The last section of the book contains an extremely important chapter for the development of our field. In it Schaffer presents a thoughtful discussion and raises important questions on the legal and ethical issues that arise when providing psychotherapy over the telephone. There are issues that the mental health professions will need to resolve rather quickly. He lists the following as the main issues: licensure when providing psychotherapy services across state and national boundaries, ethical issues, confidentiality and privacy, professional liability insurance, third party reimbursement and issues regarding regulations and litigation when psychotherapy crosses jurisdictional lines. The current status of these important issues are reviewed and summarized.
Schaffer’s review clearly indicates that many of these issues are in need of considerable further discussion and eventual resolution—resolution in which practitioners must be deeply involved. It is much preferred that we actively be involved in deciding these issues—much better than having them imposed on us by non-practitioners or by case law. It is important than many of the issues be resolved so that psychotherapists and patients can be clear about them and thereby avoid misunderstandings (or worse) when psychotherapy is provided over the telephone.
Schaffer provides a list of risk management procedures one may use to limit liability when providing psychotherapy via the telephone. His list contains excellent guidelines for the psychotherapist.
In closing I wish to refer back to Aronson’s introduction and comment about the lack of information in training programs on providing telephone psychotherapy. This volume contains many excellent chapters that teachers and supervisors can assign for reading by students and supervisees to assist them in thinking through the merits of telephone psychotherapy as they consider that modality in specific cases. Thus Aronson’s book is of great service to those who are involved in training and to their students.
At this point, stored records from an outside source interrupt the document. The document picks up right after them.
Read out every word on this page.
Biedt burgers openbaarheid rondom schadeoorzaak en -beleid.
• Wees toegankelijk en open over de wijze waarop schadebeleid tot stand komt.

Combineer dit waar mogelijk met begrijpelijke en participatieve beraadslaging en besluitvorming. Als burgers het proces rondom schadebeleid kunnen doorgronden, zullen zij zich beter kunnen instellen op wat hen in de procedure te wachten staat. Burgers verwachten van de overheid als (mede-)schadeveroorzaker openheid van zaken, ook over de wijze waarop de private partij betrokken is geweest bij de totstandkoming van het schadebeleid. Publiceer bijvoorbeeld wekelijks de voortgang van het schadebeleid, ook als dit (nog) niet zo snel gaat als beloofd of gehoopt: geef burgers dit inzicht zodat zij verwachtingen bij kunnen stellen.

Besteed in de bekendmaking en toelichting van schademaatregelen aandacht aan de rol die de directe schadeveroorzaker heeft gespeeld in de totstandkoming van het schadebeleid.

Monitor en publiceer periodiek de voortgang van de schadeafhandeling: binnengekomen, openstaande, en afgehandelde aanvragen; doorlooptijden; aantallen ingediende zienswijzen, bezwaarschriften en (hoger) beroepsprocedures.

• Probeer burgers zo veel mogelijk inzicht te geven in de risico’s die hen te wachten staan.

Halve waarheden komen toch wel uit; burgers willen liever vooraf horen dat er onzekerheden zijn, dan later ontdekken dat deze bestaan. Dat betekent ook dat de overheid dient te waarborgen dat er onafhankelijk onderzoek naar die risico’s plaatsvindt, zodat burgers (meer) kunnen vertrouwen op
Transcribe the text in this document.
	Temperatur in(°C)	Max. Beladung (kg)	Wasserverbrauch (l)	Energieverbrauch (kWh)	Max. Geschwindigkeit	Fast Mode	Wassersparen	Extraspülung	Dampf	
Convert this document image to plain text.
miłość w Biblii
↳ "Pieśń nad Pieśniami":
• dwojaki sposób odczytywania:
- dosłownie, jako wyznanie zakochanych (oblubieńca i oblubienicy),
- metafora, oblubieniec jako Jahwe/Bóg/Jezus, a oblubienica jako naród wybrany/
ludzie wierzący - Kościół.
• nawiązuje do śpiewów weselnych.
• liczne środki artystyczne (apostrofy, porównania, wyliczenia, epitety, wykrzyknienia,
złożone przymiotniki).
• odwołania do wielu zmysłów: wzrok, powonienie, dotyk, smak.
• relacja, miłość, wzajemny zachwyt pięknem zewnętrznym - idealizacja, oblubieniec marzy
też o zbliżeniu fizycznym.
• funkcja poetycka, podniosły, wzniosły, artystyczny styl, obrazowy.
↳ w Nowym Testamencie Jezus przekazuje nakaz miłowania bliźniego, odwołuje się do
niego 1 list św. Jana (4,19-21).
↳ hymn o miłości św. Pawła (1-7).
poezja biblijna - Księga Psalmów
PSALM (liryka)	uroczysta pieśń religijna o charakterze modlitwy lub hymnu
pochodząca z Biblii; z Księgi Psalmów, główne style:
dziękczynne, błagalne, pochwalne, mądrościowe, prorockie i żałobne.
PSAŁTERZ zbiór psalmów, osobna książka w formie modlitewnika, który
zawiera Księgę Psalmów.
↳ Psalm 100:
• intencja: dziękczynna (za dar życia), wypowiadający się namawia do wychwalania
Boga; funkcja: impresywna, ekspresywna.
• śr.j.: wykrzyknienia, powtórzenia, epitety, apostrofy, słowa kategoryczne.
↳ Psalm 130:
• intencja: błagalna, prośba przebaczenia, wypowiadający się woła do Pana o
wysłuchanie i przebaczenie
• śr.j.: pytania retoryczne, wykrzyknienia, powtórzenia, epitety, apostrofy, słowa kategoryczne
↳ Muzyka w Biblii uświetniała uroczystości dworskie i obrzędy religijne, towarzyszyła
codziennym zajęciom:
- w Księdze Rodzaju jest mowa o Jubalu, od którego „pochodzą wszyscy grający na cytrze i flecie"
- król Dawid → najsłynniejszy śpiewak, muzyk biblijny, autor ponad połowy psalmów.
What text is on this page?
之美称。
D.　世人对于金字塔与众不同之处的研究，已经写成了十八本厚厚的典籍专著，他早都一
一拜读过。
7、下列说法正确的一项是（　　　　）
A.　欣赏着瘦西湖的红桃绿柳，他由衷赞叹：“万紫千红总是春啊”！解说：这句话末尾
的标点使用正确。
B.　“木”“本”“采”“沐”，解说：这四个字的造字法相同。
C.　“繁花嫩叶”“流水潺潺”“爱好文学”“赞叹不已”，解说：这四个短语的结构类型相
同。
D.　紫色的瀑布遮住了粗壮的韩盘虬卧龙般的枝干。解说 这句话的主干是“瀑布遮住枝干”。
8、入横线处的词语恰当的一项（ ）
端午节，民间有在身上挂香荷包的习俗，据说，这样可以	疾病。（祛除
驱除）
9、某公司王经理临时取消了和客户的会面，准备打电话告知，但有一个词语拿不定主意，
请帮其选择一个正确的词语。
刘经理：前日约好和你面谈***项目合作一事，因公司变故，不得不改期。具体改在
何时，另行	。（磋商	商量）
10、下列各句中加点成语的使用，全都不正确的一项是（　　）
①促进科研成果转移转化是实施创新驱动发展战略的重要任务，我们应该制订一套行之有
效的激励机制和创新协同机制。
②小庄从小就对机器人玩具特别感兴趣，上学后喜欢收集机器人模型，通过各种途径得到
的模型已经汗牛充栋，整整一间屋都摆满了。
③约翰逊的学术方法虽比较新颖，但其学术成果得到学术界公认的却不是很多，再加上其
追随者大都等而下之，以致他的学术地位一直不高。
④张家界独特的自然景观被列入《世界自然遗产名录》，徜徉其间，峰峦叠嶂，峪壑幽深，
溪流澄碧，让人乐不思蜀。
Lastly, it is my hope that this book will stimulate more writing and research on these topics so that future generations of psychotherapists, and especially psychoanalysts can approach telephone therapy (and perhaps other electronic modalities) with a greater sense of comfort and professional grounding.
Manosevitz, M. (2000, August). Telephone psychoanalysis: Talking about
bodily states in the absence of visual cues. Paper presented at Symposium: Talking Cure in the 21st Century—Telephone Psychoanalysis. American Psychological Association 108th Annual Convention, Washington, D.C.
Martin Manosevitz is in private practice in Aspen Colorado. He was Professor of Psychology at the University of Texas at Austin. He was a founding member of the Austin Society for Psychoanalytic Psychology. He is the Division’s Observer to the Committee for the Advancement of Professional Psychology and is Treasurer-elect of the Division.